1/ Quels sont les objectifs de votre recherche ? Dans quel cadre s’inscrit-elle ?

Notre recherche s’articule avec l’évaluation quantitative réalisée par l’Irdes qui, depuis quatre ans, analyse les liens entre exercice regroupé pluriprofessionnel et performance dans le cadre de l’Expérimentation des nouveaux modes de rémunération (ENMR). Dans ce cadre, des financements spécifiques sont alloués à des structures pluriprofessionnelles de soins primaires ayant développé un projet de santé afin de les inciter à développer des actions pluriprofessionnelles. Notre démarche qualitative, fondée sur des entretiens, s’est principalement intéressée aux dynamiques de construction du travail pluriprofessionnel. Exploratoire, cette recherche poursuivait trois objectifs : observer les conditions d’émergence et les formes de ce travail au sein de quatre structures, distinguer les facteurs influençant son développement et notamment l’impact des nouveaux financements, réfléchir aux conditions d’une généralisation réussie de cette expérimentation.

2/ Comment les formes de travail pluriprofessionnel que vous avez observées dans quatre maisons et pôles de santé ont-elles émergé ? Avec quelles conséquences ?

L’émergence du travail pluriprofessionnel est associée à une plus grande proximité cognitive entre professionnels de santé menant à une diminution de la hiérarchie symbolique entre professions et au renforcement de la confiance interprofessionnelle. L’entrée dans l’ENMR, marquée par la nécessité de gérer collectivement les nouveaux financements attribués, est précédée le plus souvent du désir de travailler en monoprofessionnel. Elle produit ou amplifie un choc culturel déjà entamé par la construction du projet de santé. Elle renforce l’engagement des professionnels non médecins déjà entamé lors de l’élaboration collective du projet de santé et apparaît facilitée par un management participatif ou une gouvernance collégiale. On constate que, dans les quatre maisons, de nouvelles activités cliniques, préventives ou éducatives sont développées ou intensifiées après l’entrée dans l’ENMR avec des pratiques collectives qui demeurent majoritairement informelles. Ces pratiques traduisent une redéfinition des rôles et des responsabilités des différents professionnels avec le développement de nouvelles compétences des paramédicaux. De nouveaux liens sont aussi tissés avec les structures environnantes, contribuant parfois à une dynamique de structuration des soins primaires au niveau territorial.

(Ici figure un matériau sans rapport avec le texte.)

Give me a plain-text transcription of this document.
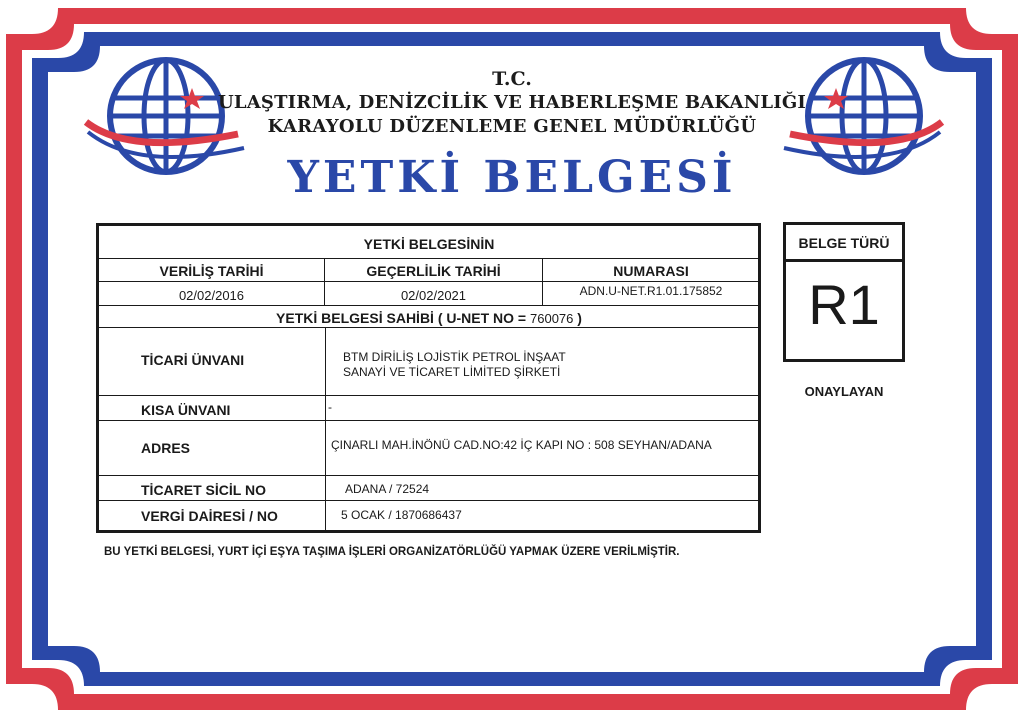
T.C.
ULAŞTIRMA, DENİZCİLİK VE HABERLEŞME BAKANLIĞI
KARAYOLU DÜZENLEME GENEL MÜDÜRLÜĞÜ
YETKİ BELGESİ
YETKİ BELGESİNİN
VERİLİŞ TARİHİ	GEÇERLİLİK TARİHİ	NUMARASI
02/02/2016	02/02/2021	ADN.U-NET.R1.01.175852
YETKİ BELGESİ SAHİBİ ( U-NET NO = 760076 )
TİCARİ ÜNVANI	BTM DİRİLİŞ LOJİSTİK PETROL İNŞAAT
SANAYİ VE TİCARET LİMİTED ŞİRKETİ
KISA ÜNVANI	-
ADRES	ÇINARLI MAH.İNÖNÜ CAD.NO:42 İÇ KAPI NO : 508 SEYHAN/ADANA
TİCARET SİCİL NO	ADANA / 72524
VERGİ DAİRESİ / NO	5 OCAK / 1870686437
BELGE TÜRÜ
R1
ONAYLAYAN
BU YETKİ BELGESİ, YURT İÇİ EŞYA TAŞIMA İŞLERİ ORGANİZATÖRLÜĞÜ YAPMAK ÜZERE VERİLMİŞTİR.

3/ Quels sont, à votre avis, les facteurs qui favorisent ou, au contraire, limitent le développement du travail pluriprofessionnel dans les MSP participant aux ENMR ?

La période peu concurrentielle entre médecins vient renforcer selon ces derniers les facteurs déjà évoqués en facilitant le regroupement et l’émergence des coopérations interprofessionnelles. Mais cette dynamique rencontre de nombreux freins qui ont à voir avec les modalités de rémunération à l’acte et d’organisation du travail des différents professionnels, avec les frontières juridiques délimitant le champs et la nature des services délivrés respectivement par médecins et paramédicaux. Mais aussi avec les formations en silos des différents professionnels de santé ou encore avec des barrières techniques comme l’inadaptation des logiciels dits partagés aux besoins spécifiques des paramédicaux liés à l’exercice pluriprofessionnel. Ces derniers éléments démontrent que le succès de la généralisation des ENMR nécessitera un accompagnement soutenu et bien calibré dont nous esquissons certaines pistes.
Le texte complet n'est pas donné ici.